Berichtdoor Timotheus77 » 03 sep 2018 01:08
De verklaring :
De woorden uit Zacharia 11: 12-13 zijn niet de exacte woorden die zijn opgetekend in Mattheüs 27: 9-10. Zacharia vermeldt niet de "kinderen van Israël" en het "veld". In feite vermeldt alleen Jeremia het 'veld'. Jeremia 32: 6-10 beschrijft dat Jeremia door de Here geboden werd om een akker te kopen met zeventien sjekels zilver. Het zegt:
"En Jeremia zeide: Het woord des HEEREN is tot mij gekomen, zeggende: Zie, Hanameel, de zoon van Sallum, uw oom zal tot u komen, zeggende: Koop u mijn veld, dat in Anathoth is; want het recht der verlossing is uwe om te kopen. Zo kwam Hanameel, de zoon van mijn oom, naar mij toe in het voorhof van de gevangenis, naar het woord van de HEER, en zei tegen mij: Koop mijn veld, ik bid u, dat is in Anathoth, wat in het land van Benjamin is: want het erfrecht is van u, en de verlossing is de uwe, koop het voor uzelf. Toen wist ik dat dit het woord van de HEERE was En ik kocht het veld van Hanameel, mijn ooms zoon, die in Anathoth was, en woog hem het geld, zelfs zeventien sjekels zilver, en ik onderschreef het bewijs, en verzegelde het, en nam getuigen aan, en woog hem het geld in de weegschalen. " (Jeremia 32: 6-10)

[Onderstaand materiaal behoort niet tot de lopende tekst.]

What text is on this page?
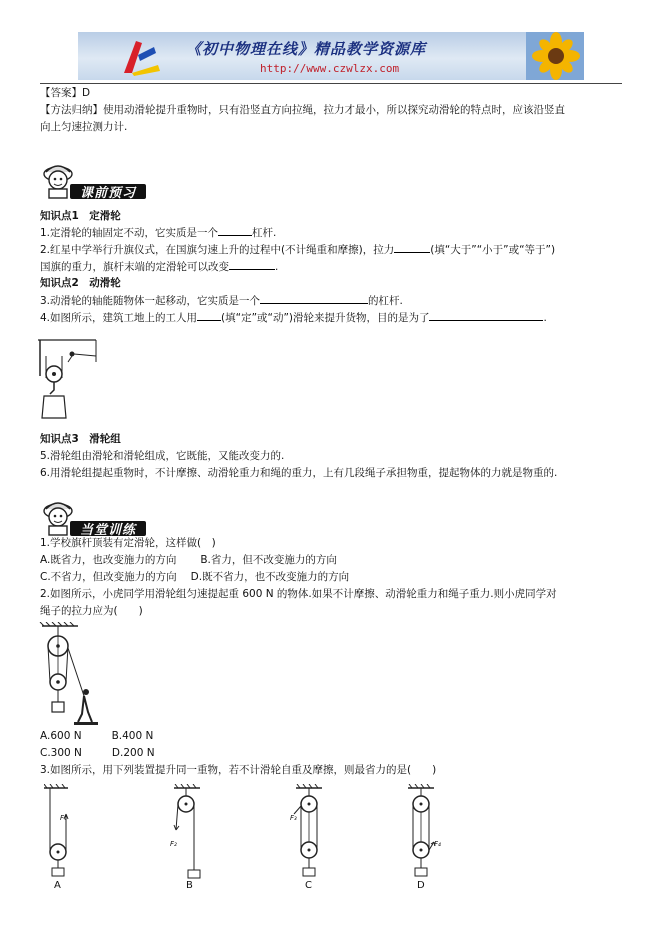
《初中物理在线》精品教学资源库
http://www.czwlzx.com
【答案】D
【方法归纳】使用动滑轮提升重物时，只有沿竖直方向拉绳，拉力才最小，所以探究动滑轮的特点时，应该沿竖直
向上匀速拉测力计.
课前预习
知识点1　定滑轮
1.定滑轮的轴固定不动，它实质是一个	杠杆.
2.红星中学举行升旗仪式，在国旗匀速上升的过程中(不计绳重和摩擦)，拉力	(填“大于”“小于”或“等于”)
国旗的重力，旗杆末端的定滑轮可以改变	.
知识点2　动滑轮
3.动滑轮的轴能随物体一起移动，它实质是一个	的杠杆.
4.如图所示，建筑工地上的工人用 (填“定”或“动”)滑轮来提升货物，目的是为了	.
知识点3　滑轮组
5.滑轮组由滑轮和滑轮组成，它既能，又能改变力的.
6.用滑轮组提起重物时，不计摩擦、动滑轮重力和绳的重力，上有几段绳子承担物重，提起物体的力就是物重的.
当堂训练
1.学校旗杆顶装有定滑轮，这样做(　)
A.既省力，也改变施力的方向 B.省力，但不改变施力的方向
C.不省力，但改变施力的方向 D.既不省力，也不改变施力的方向
2.如图所示，小虎同学用滑轮组匀速提起重 600 N 的物体.如果不计摩擦、动滑轮重力和绳子重力.则小虎同学对
绳子的拉力应为(　　)
A.600 N	B.400 N
C.300 N	D.200 N
3.如图所示，用下列装置提升同一重物，若不计滑轮自重及摩擦，则最省力的是(　　)
F₁
A
F₂
B
F₃
C
F₄
D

De tekst zegt niet hoeveel zilverstukken in Jeremia's dag deze zeventien sjekel zilver bedroegen. De hoeveelheid kan gelijk zijn aan dertig zilverstukken. In elk geval, omdat alleen Jeremia verwijst naar een door God aangestelde aankoop van een veld, is de verwijzing naar Jeremia in Mattheüs 27: 9-10 zeker opzettelijk en geen schrijffout. De tekst van Mattheüs 27: 9-10 zegt "dat wat werd gesproken", niet "wat geschreven was", dus het is niet nodig om naar het exacte citaat in het boek Jeremia te zoeken. Jeremia sprak de profetie maar schreef het niet. Zacharia schreef vervolgens Jeremia's mondelinge profetie terwijl de verwijzing naar een veld werd weggelaten, omdat dat detail al in Jeremia 32: 6-10 werd beschreven.